At the risk of sounding sacrilegious, God did not save Queen. But Adam did.
That’s Adam Lambert, the “American Idol” runner-up from 2009. In 2012, he joined up with two remaining members of the British rock band Queen, which had pretty much disappeared after the 1991 death of singer Freddie Mercury, for some concerts. Now they have rebuilt the band to surprising heights, drawing more than 15,000 people to jam-packed Xcel Energy Center on Friday and filling arenas around the world.
In 2005, Queen tried a comeback with singer Paul Rodgers of Bad Company. His performances were workmanlike, the shows unexciting. The arrangement was short-lived.
Then along came Lambert, the best thing to happen to Queen since the 1992 film “Wayne’s World” featured the band’s “Bohemian Rhapsody,” introducing its ambitious prog-rock to new generations.
On Friday, Queen + Adam Lambert, as the group is officially billed, was the right combination of bombast, camp and arena rock, with the kind of delicious excess to thrill Queen fans young and old.

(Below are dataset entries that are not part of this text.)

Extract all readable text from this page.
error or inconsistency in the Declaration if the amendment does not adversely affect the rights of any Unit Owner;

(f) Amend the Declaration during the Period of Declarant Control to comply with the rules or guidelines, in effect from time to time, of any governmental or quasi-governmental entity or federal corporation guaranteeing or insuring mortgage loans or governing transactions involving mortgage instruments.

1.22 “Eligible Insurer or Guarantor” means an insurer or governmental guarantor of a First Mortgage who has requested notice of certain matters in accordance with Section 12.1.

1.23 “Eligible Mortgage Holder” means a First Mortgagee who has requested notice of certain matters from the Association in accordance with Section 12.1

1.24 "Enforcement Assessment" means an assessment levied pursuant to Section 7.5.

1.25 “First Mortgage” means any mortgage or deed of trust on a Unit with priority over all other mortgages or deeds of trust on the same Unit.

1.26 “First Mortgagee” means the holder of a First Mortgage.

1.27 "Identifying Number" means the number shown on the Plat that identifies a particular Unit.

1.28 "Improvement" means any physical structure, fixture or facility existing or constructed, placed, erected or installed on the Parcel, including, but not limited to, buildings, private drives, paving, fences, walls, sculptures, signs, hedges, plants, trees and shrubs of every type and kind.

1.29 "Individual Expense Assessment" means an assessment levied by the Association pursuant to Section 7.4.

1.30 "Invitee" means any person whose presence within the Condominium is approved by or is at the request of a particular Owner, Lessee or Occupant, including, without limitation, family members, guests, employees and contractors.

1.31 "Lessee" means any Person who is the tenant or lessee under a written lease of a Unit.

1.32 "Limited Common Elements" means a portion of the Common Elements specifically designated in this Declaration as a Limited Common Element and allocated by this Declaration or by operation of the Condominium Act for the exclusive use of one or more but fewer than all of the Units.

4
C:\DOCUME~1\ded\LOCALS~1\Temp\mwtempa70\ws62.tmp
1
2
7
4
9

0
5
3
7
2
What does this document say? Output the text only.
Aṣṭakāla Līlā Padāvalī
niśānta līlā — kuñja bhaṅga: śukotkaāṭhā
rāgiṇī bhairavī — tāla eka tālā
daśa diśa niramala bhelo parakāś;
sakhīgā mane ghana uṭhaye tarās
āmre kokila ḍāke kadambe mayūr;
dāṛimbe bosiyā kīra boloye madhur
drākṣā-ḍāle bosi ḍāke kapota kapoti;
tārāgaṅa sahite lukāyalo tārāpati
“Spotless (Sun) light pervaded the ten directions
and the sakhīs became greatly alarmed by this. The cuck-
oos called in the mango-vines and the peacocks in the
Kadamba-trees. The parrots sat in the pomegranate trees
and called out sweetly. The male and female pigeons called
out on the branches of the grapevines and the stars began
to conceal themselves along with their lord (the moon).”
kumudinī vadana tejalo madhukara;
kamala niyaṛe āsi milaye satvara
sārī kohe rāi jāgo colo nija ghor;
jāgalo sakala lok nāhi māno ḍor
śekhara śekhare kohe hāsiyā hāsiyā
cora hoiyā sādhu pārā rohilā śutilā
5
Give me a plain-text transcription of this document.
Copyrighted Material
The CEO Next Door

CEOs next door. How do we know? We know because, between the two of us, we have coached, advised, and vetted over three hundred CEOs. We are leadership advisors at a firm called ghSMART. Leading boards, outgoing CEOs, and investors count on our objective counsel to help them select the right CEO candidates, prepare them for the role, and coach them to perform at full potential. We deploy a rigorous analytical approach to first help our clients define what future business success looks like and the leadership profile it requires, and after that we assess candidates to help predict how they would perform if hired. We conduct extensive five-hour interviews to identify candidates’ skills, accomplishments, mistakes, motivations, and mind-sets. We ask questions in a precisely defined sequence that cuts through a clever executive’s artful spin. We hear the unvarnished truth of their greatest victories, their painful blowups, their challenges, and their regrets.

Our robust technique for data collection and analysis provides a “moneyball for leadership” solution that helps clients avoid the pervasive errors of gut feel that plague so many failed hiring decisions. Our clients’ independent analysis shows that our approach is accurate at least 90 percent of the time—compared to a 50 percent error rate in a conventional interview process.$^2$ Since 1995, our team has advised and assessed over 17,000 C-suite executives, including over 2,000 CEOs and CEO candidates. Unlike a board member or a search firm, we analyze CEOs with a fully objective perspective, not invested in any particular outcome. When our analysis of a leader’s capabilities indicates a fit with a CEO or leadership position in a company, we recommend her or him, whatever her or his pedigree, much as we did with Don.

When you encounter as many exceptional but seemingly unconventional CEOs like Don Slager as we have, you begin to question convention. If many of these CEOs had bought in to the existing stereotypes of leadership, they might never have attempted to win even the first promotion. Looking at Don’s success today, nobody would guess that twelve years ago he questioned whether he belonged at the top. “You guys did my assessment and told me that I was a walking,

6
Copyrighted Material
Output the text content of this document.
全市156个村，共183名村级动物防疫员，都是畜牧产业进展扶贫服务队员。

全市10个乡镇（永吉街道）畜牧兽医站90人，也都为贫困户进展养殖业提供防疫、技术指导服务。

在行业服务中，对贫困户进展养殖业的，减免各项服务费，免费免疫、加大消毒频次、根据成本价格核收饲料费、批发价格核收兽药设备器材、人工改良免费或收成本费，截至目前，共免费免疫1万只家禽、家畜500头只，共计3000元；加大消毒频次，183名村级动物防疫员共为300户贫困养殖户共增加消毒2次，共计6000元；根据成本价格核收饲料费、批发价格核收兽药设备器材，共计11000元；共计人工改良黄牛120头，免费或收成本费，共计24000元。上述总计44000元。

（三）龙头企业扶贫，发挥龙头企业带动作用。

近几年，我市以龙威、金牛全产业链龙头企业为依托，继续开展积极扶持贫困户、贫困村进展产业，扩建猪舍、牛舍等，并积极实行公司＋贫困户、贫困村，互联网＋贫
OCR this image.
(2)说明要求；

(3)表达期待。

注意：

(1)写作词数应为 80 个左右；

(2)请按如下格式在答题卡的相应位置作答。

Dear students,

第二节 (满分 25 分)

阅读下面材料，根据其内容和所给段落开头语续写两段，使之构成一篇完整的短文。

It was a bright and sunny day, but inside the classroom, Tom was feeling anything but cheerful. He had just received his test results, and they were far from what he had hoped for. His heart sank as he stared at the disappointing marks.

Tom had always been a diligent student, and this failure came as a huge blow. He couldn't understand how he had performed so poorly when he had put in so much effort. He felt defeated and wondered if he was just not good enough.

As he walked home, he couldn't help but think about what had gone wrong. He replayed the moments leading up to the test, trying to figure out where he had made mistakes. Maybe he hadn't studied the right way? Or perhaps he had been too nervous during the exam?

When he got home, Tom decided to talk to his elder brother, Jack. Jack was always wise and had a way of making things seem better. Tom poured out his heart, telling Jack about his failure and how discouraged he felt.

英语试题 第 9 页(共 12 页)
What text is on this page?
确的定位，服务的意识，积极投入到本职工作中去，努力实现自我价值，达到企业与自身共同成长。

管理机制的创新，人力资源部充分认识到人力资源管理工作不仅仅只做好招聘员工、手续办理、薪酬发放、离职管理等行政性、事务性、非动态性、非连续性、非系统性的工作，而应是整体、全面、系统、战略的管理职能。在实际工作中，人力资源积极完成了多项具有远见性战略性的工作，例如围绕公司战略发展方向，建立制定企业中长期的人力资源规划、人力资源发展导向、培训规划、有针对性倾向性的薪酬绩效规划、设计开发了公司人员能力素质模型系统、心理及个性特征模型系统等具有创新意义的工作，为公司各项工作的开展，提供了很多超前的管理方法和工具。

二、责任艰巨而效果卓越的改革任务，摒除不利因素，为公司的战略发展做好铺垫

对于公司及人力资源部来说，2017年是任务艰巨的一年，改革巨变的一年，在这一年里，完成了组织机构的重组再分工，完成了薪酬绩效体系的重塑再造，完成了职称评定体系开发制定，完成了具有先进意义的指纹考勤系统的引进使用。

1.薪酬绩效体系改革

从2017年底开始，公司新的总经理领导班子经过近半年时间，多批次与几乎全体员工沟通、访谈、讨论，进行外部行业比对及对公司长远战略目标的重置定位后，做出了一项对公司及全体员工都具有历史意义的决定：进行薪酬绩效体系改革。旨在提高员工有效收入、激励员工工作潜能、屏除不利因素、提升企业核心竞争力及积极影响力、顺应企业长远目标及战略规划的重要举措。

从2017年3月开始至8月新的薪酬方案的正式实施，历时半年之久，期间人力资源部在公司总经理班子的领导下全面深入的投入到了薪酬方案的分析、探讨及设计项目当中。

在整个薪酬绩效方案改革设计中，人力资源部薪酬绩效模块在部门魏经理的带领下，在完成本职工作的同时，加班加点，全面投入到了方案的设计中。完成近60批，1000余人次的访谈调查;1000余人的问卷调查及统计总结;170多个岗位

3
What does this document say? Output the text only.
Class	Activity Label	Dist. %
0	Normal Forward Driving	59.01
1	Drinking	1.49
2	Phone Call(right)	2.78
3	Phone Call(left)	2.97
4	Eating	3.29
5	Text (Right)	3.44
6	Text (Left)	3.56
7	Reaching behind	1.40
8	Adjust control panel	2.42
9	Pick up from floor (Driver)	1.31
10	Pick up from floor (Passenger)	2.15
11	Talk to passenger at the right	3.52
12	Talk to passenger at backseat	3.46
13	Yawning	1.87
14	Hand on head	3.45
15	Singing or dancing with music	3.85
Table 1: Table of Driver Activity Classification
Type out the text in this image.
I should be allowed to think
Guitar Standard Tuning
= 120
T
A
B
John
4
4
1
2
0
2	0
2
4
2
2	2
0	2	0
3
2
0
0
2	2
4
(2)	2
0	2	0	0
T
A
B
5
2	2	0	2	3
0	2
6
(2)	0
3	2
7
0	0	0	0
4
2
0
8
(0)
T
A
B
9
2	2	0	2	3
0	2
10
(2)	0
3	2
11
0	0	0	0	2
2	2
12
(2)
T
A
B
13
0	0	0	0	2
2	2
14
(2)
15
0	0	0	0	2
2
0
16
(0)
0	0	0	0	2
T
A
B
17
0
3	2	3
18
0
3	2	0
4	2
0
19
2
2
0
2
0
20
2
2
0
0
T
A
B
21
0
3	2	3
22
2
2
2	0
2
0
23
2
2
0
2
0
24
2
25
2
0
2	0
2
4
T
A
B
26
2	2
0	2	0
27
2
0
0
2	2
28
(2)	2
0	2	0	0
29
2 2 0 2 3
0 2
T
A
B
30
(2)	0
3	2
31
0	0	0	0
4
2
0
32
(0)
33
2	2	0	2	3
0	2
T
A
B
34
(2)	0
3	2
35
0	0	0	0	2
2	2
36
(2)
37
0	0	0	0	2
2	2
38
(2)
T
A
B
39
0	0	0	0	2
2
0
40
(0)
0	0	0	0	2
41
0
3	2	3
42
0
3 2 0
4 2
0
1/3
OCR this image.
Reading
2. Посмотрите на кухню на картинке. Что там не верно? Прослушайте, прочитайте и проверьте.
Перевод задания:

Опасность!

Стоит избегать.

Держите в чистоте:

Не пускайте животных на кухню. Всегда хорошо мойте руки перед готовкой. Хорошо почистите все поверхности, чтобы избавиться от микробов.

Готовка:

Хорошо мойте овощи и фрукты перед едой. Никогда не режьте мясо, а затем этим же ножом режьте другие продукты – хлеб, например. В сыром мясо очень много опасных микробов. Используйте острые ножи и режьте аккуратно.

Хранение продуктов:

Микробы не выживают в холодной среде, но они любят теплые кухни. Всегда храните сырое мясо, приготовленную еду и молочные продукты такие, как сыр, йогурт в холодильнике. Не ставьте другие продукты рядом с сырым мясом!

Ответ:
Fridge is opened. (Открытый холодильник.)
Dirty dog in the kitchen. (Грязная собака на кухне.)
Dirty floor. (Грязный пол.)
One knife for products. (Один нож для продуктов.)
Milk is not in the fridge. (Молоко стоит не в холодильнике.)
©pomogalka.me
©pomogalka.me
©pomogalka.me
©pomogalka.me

To be honest, Lambert is not a great rock singer. He’s not a natural. But he is adept at acting like a rock star, singing with power but not consistent passion. He seldom got lost in his songs the way the great rock singers do. And the one new number, “Two Fux” from his upcoming solo album, was a misguided dud.
At times on Friday, Lambert didn’t quite know how to move (it could have been the platform shoes that hindered him) or to work the entire guitar-shaped stage, including the runway (which was the guitar’s neck). Plus, too often he was fiddling with his ear monitors and their control knobs in his back pocket.
But the hopelessly theatrical Lambert was campy and hammy enough to add the right kind of vibe to suggest Mercury. He wore seven different outfits, ranging from a fuchsia suit to black leather with red gloves, sunglasses and boots (channeling an edgier George Michael).
Early on, Lambert articulated the issue at hand: “Some of you are thinking: ‘He’s no Freddie Mercury.’ I know. The man is a god. And there will only be one Freddie. I’m a fan just like you guys. I’m lucky to be singing these songs.”
Not only was the specter of Mercury in the arena, but he appeared via videotape a few times, singing “Day Oh,” a little bit of “Bohemian Rhapsody” and at the end of “Love of My Life,” which Queen guitarist Brian May was singing. That number seemed to turn the show around halfway through.
Heretofore the pomp and over-the-topness of Queen had been missing. Suddenly Lambert summoned newfound passion on “Somebody to Love” and camped it up Elvis-like on “Crazy Little Thing Called Love.” The singer found his shining moment on “Who Wants to Live Forever,” the kind of power ballad that made him such a sensation on “American Idol.”
Drummer Roger Taylor, 67, and guitarist May, who turns 70 next week, also had their moments in the spotlight on instrumentals. May, who earned a Ph.D. in astrophysics in his spare time, even bought into the kitsch of Queen by donning a silver cape. His mountain of silver curls provided quite a contrast to Lambert’s flaming red hair.
Queen + Adam Lambert had opened the evening by promising “We Will Rock You.” They did, for the most part, ending deservedly with “We Are the Champions,” with Lambert prancing around in a silver outfit with a cheesy crown amid shiny gold confetti.